Rojo carmesí es el color que tienen ahora las aguas del río ruso Ambarnaya, en Siberia. Por desgracia, no se debe a un fenómeno con el que la naturaleza nos sorprende, sino que es consecuencia de un vertido de cerca de 21.000 toneladas de diésel procedentes de una central térmica en el Círculo Polar Artíco.

El derrumbe del depósito donde se almacenaba se produjo el 29 de mayo. Un satélite de la Agencia Espacial Europea ha captado las impresionantes imágenes del antes y el después: cinco días antes del desastre, el río tenía un aspecto normal desde arriba. Sin embargo, pocos días después del vertido, el mismo satélite captaba las imágenes en las que se observa cómo el fuel no dejaba de expandirse.

Esto demuestra que Rusia ha fracasado en su intento de frenar el vertido por el río colocando barreras, porque este se extiende ya a lo largo de 12 kilómetros.
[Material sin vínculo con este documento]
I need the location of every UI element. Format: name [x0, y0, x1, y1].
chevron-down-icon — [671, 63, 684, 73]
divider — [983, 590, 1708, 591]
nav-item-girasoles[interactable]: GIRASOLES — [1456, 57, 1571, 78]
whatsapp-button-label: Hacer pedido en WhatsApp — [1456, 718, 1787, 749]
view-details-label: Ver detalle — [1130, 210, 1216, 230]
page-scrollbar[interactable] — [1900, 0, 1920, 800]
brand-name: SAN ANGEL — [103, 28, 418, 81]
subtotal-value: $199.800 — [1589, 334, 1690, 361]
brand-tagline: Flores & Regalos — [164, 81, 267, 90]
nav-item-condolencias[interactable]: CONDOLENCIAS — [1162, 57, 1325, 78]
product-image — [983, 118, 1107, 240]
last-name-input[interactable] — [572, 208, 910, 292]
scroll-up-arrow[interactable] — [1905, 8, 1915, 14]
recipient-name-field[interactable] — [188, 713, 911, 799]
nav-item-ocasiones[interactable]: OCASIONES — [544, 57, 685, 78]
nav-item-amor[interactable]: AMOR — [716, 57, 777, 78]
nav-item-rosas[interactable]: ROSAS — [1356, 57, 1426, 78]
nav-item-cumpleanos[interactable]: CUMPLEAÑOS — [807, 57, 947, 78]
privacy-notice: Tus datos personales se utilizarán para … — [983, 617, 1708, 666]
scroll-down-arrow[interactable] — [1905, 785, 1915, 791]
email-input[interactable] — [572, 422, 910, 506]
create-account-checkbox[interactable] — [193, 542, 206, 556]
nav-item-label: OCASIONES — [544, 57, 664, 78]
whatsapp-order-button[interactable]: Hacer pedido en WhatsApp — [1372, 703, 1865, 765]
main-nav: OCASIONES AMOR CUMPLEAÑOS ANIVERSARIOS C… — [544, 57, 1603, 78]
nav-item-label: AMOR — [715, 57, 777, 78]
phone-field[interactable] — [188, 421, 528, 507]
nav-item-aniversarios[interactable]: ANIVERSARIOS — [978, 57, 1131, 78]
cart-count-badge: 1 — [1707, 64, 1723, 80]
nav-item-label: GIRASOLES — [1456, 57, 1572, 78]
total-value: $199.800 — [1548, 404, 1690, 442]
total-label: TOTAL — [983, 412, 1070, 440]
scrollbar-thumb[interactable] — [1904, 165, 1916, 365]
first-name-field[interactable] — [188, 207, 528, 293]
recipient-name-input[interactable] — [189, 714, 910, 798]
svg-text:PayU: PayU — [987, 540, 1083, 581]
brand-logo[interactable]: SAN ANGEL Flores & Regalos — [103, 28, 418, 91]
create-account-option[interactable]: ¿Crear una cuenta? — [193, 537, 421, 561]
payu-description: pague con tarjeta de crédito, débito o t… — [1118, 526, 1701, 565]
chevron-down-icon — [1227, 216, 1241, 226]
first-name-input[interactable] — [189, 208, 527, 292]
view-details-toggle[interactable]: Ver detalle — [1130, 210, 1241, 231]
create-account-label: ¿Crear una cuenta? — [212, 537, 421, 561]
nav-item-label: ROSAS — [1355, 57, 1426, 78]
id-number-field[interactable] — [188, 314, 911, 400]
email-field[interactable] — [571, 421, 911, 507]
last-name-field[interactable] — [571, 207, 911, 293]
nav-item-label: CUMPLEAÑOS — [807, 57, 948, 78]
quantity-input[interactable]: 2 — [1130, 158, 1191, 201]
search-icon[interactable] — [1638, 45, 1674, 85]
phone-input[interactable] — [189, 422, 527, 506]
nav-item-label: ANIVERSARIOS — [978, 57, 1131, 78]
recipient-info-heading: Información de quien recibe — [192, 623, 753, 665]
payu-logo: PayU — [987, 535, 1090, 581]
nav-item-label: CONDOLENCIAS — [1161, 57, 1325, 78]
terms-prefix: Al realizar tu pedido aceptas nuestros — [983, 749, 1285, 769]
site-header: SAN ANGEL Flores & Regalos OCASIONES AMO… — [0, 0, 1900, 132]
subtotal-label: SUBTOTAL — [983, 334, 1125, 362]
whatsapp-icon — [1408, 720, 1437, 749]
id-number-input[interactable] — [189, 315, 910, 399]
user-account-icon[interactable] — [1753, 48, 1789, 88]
Abarca una superficie de 500 hectáreas (más de 500 campos de fútbol).

El temor ahora es que los tóxicos disueltos en el agua alcancen el mar de Kara, en el Glacial Ártico, una de las zonas más remotas del mundo pero gravemente amenazada por la acción industrial y el cambio climático.

El gobierno ruso, que ante el tremendo desastre ha declarado el estado de emergencia, asegura que tendrá la situación completamente controlada en un mes. Su estrategia, según el ministro de medioambiente, pasa por recuperar la mayor parte de fuel y quemarlo.

Además, varios de los trabajadores de la central han sido detenidos acusados de negligencia, entre ellos, el jefe de calderas de la planta, por haber tardado en informar al Gobierno. Estarán en prisión hasta al menos el 31 de julio.

Los ecologistas sostienen que se trata del mayor desastre medioambiental ocurrido jamás en el Ártico. Y aunque aún es pronto para predecir los terribles efectos, sí tienen claro que las consecuencias de esta catástrofe durarán, como poco, 15 años.